Critics may look back on 2015 and note that Alaska was kinda asking for it. The Last Frontier state calculated its annual operating budget based on oil prices of $105 per barrel -- they're currently chilling at $50. Alaska relies on taxes from crude oil production for an astonishing 90% of its operating budget.
The government is in crisis mode. With no sales or income taxes to buffer the hit, the state's $6 billion budget could shrink to $2.5 billion or less, depending where the oil price crash winds.

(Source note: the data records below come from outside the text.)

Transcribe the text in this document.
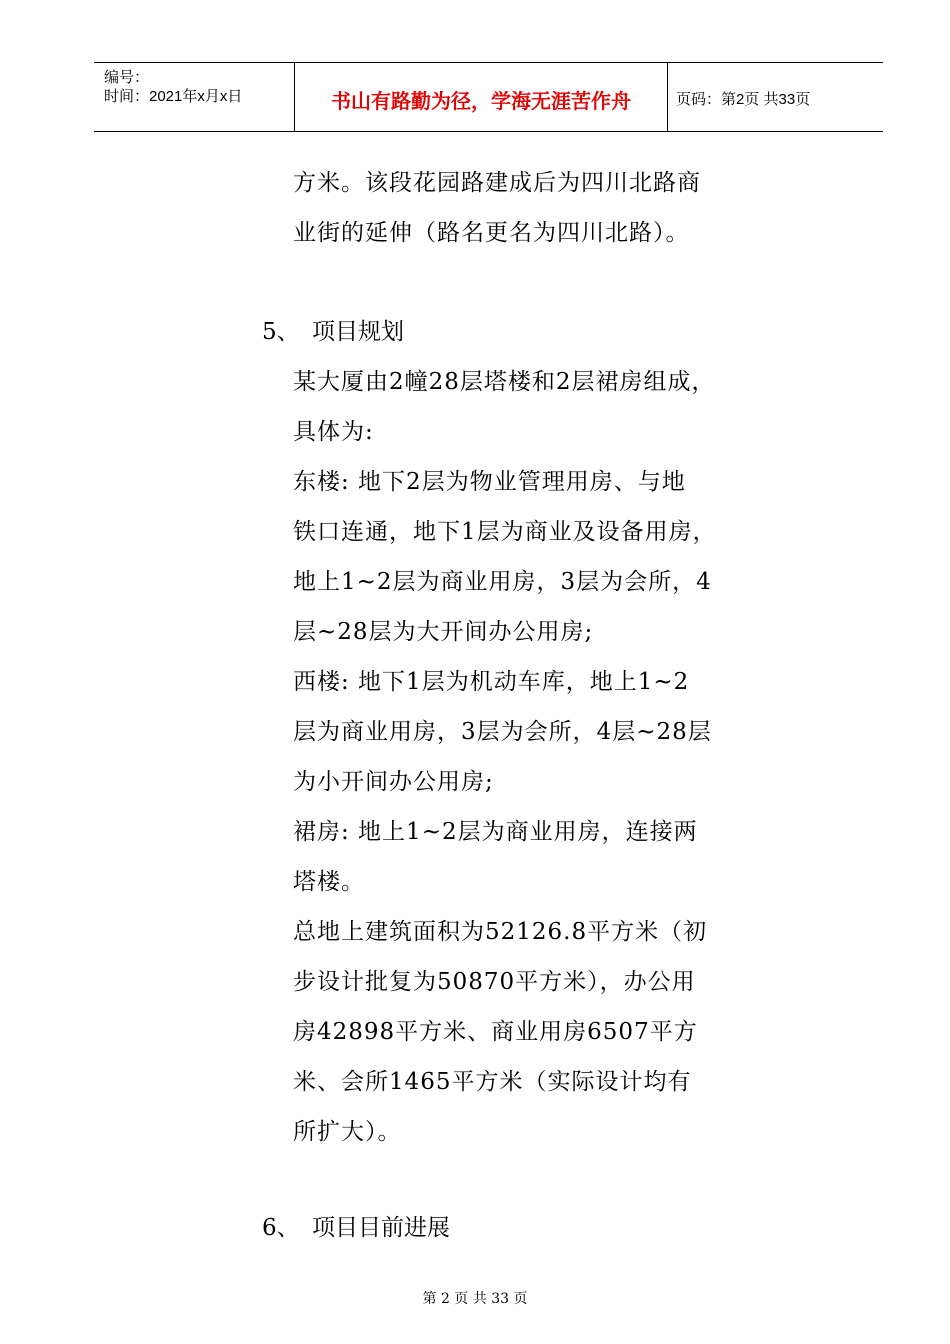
编号：
时间：2021年x月x日	书山有路勤为径，学海无涯苦作舟	页码：第2页 共33页
方米。该段花园路建成后为四川北路商
业街的延伸（路名更名为四川北路）。
5、 项目规划
某大厦由2幢28层塔楼和2层裙房组成，
具体为:
东楼: 地下2层为物业管理用房、与地
铁口连通，地下1层为商业及设备用房，
地上1~2层为商业用房，3层为会所，4
层~28层为大开间办公用房;
西楼: 地下1层为机动车库，地上1~2
层为商业用房，3层为会所，4层~28层
为小开间办公用房;
裙房: 地上1~2层为商业用房，连接两
塔楼。
总地上建筑面积为52126.8平方米（初
步设计批复为50870平方米），办公用
房42898平方米、商业用房6507平方
米、会所1465平方米（实际设计均有
所扩大）。
6、 项目目前进展
第 2 页 共 33 页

In a recent "state of the budget" speech, Governor Bill Walker laid out an austerity plan for statewide spending cuts of up to 25% over the next four years. "I am talking about deep cuts," Walker noted, "and they will hurt."
The future of oil prices
Texas, North Dakota, and Alaska are struggling. Strapped state budgets can send ripple effects through an economy for years to come. Each state is addressing its shortcoming in its own way, but this oil price crash teaches us an important lesson. For states and investors alike, even seemingly stable commodities like oil can take your predictions and portfolios for a gut-wrenching roller-coaster ride. These three states won't go bankrupt overnight, and neither will your oil investments. But the damage to both will last long after any recovery pushes oil prices back up.